There is simply no way to know which is the correct choice -- and thus no way to know where the suppressions should be processed -- without knowing the implicit assumptions in the code. Any choice made is going to be wrong some of the time.

This is why I'm so weary of trying to solve this larger problem for the sake of this PR here -- it's not even clear to me that it's solvable in the first place, never mind the implementation challenges.

That is where I'm falling after the conversation too, we should just punt on the general solution. The only solution I can come up with at all that has any amount of 'legs' is to figure out how to identify STL entry points that are 'please diagnose warnings inside of me' (or worse, via a white-list!), and diagnose warnings that are a result of that instantiation.

However, of course, that has ADDITIONAL problems with instantiations (that is, the same warning would have been encountered via two different instantiations, one marked WITH and one WITHOUT said 'proxy' marking, so the order of calling the two changes the warning behavior), so it too seems imperfect.

SO all that to say, the way forward on THAT is cloudy. I think your response to point-5 above is what makes this change cromulent to me.

[higher-performance]

Hi all! So given the discussion above and that @erichkeane also okayed this, can we finally proceed with this PR? I'd like to note that after discussing it for the past month and a half, it still seems like we have no idea what the ideal solution to the more-general problem could even look like in principle (if it's even possible), never mind how to get there in practice. Whereas this particular solution would address the issue we're facing, without closing the door to any improvements we may think of later.

[AaronBallman]

Hi all! So given the discussion above and that @erichkeane also okayed this, can we finally proceed with this PR? I'd like to note that after discussing it for the past month and a half, it still seems like we have no idea what the ideal solution to the more-general problem could even look like in principle (if it's even possible), never mind how to get there in practice. Whereas this particular solution would address the issue we're facing, without closing the door to any improvements we may think of later.

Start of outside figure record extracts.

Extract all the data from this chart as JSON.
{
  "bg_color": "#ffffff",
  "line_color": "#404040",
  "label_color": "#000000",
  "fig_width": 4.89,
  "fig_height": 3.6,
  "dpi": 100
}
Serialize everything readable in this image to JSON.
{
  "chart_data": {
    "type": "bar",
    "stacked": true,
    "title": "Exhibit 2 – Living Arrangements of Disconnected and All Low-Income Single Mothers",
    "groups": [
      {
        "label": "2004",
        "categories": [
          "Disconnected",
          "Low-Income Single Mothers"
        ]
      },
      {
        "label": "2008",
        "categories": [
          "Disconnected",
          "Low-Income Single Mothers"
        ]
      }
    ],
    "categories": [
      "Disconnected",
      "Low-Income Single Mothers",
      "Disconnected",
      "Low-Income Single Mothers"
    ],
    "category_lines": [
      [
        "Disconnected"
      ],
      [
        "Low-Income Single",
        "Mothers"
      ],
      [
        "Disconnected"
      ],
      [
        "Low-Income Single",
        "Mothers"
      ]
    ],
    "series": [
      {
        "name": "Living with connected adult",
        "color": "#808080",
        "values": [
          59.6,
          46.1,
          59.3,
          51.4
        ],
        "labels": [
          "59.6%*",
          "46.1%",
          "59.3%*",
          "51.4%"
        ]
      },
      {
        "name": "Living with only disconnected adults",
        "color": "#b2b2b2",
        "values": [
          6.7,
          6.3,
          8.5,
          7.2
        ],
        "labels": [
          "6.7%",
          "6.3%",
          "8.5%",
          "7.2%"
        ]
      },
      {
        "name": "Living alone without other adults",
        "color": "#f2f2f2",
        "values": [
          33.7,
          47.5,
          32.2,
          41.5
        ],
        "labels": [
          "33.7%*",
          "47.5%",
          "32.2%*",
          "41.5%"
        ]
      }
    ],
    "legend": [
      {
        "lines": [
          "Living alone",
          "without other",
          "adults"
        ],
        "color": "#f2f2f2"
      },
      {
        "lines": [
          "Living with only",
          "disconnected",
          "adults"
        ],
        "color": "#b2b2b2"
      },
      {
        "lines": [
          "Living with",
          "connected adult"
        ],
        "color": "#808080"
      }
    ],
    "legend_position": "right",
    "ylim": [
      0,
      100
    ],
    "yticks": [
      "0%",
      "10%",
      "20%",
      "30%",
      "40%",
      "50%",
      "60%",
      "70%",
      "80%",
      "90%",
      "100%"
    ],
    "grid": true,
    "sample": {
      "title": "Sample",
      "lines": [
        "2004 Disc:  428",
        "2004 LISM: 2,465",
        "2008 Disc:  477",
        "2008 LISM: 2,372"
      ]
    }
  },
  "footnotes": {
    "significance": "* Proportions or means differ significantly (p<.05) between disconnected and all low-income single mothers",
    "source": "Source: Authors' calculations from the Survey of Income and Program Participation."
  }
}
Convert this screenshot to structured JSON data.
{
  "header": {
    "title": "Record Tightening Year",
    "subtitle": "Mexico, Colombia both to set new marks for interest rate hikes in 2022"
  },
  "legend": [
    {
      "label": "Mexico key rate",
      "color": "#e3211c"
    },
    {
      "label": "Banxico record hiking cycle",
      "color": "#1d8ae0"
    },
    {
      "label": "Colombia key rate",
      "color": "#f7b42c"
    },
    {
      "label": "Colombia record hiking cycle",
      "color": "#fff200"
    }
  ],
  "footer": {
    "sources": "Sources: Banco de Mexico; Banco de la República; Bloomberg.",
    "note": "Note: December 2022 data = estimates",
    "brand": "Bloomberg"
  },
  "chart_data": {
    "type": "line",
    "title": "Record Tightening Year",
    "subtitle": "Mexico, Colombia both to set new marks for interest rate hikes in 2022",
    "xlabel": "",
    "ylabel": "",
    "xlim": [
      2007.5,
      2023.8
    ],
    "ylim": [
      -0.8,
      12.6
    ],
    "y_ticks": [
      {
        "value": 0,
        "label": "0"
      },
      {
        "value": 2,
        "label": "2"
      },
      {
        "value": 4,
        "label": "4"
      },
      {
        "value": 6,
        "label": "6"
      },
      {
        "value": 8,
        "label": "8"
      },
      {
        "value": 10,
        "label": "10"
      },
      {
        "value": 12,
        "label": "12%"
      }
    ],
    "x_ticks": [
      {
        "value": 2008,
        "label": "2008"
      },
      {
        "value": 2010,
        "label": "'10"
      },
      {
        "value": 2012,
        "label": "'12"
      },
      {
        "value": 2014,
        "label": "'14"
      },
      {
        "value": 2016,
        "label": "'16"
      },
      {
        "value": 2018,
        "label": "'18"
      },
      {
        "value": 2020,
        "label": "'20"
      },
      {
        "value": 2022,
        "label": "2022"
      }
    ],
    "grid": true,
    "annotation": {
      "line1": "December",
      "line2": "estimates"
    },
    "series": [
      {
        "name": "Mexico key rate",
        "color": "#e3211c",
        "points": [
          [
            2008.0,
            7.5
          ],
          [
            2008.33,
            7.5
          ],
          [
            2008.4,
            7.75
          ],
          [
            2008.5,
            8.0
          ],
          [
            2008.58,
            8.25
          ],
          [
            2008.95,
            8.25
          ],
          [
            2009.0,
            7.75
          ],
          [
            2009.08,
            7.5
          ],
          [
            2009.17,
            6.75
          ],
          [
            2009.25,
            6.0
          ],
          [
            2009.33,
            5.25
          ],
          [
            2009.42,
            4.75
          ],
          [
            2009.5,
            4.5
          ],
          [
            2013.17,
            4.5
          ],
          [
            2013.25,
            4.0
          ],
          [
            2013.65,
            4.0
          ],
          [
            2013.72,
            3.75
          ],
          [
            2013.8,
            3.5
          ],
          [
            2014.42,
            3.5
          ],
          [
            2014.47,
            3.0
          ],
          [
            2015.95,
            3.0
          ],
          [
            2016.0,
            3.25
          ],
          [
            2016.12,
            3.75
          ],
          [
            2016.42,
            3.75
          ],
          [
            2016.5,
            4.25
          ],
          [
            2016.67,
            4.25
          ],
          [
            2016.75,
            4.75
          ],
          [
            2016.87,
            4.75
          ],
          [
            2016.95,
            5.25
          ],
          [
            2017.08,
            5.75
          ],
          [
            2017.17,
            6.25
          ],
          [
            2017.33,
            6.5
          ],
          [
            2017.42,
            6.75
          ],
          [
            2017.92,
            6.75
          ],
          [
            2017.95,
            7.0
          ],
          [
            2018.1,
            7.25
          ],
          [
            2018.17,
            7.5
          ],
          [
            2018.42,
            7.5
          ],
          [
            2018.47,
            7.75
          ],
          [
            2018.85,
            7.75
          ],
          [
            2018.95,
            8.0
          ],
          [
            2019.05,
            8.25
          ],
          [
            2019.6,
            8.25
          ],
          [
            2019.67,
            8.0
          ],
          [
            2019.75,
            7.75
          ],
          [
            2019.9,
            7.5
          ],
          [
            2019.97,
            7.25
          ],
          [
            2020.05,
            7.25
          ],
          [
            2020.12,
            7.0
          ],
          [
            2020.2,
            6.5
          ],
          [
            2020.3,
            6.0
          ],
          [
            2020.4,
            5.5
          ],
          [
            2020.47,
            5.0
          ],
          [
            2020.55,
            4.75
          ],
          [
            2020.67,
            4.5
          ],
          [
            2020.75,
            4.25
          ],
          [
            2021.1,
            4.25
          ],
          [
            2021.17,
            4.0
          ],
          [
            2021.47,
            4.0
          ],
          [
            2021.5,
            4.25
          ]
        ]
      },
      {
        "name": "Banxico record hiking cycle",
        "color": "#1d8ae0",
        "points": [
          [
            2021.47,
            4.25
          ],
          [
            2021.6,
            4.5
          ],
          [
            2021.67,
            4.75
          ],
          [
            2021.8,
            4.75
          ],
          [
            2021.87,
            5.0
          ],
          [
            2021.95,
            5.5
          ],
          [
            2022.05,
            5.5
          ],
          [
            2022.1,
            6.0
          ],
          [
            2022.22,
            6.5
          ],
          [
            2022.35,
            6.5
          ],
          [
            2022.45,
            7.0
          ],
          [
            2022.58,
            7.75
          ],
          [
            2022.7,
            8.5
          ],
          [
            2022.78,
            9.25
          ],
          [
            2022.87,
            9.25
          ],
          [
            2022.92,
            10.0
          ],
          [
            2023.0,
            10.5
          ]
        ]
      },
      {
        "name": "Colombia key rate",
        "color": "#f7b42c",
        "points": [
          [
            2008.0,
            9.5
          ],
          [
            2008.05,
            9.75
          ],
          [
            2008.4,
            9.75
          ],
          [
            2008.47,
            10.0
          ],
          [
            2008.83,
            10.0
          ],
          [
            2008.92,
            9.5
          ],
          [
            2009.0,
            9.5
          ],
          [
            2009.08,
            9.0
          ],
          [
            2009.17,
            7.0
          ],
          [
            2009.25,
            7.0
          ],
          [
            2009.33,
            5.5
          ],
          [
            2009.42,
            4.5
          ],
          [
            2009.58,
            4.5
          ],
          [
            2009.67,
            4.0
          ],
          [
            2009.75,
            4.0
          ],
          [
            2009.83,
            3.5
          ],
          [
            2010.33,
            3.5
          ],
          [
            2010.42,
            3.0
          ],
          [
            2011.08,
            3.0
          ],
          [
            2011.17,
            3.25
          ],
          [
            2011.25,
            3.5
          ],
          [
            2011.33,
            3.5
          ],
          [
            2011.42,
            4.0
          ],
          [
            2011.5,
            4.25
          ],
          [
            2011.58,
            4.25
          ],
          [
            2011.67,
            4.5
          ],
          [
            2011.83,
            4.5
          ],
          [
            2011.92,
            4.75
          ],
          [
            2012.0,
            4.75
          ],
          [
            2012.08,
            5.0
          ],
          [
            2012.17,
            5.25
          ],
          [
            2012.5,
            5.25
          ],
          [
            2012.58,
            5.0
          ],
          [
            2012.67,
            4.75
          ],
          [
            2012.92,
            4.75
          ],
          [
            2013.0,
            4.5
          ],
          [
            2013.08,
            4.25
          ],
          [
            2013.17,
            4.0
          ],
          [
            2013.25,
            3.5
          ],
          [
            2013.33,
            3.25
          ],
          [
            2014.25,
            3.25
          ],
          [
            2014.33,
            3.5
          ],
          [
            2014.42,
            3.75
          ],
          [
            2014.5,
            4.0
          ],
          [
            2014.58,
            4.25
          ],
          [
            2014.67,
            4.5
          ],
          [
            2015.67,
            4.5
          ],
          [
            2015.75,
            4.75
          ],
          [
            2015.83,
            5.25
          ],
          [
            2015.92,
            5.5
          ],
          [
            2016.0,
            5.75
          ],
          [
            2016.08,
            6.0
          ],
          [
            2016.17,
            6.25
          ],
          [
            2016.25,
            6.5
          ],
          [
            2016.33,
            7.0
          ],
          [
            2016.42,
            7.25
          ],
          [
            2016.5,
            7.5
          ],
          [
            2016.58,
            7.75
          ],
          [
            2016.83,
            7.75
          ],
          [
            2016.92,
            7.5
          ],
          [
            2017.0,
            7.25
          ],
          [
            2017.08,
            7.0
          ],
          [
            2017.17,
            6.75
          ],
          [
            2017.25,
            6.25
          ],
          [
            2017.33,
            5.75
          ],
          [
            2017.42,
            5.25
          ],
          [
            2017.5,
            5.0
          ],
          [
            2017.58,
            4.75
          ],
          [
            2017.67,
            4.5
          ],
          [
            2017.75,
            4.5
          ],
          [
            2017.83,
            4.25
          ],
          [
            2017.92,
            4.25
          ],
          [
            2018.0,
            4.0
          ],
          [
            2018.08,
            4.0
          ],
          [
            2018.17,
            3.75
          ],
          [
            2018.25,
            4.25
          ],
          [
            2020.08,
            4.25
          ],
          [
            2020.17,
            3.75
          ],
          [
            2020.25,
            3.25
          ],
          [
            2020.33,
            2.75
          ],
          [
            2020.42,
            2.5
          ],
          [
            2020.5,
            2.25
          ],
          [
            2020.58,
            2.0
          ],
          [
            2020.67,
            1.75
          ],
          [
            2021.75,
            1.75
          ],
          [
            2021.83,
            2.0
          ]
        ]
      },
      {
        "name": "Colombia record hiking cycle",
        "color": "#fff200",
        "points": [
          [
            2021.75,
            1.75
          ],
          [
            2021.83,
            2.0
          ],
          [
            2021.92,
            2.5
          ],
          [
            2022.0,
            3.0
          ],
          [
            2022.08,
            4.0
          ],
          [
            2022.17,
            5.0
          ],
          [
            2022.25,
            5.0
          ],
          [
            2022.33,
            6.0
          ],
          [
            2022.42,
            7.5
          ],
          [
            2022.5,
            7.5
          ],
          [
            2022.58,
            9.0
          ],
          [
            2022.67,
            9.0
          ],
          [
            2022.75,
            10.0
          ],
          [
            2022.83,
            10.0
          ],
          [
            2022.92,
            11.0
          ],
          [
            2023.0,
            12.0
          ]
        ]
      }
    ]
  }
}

Yeah, I think we should move forward. This may not be ideal, but we also don't know what ideal will be and this is solving a problem.

Thank you for the really good discussion on this! I know it's frustrating to have long-running discussions, but we try to have a high bar for quality and that sometimes leads to this kind of thing, so we appreciate all the consideration given here,

[AaronBallman]

LGTM!

[higher-performance]

Okay great, thanks so much! I'll go ahead and merge this then.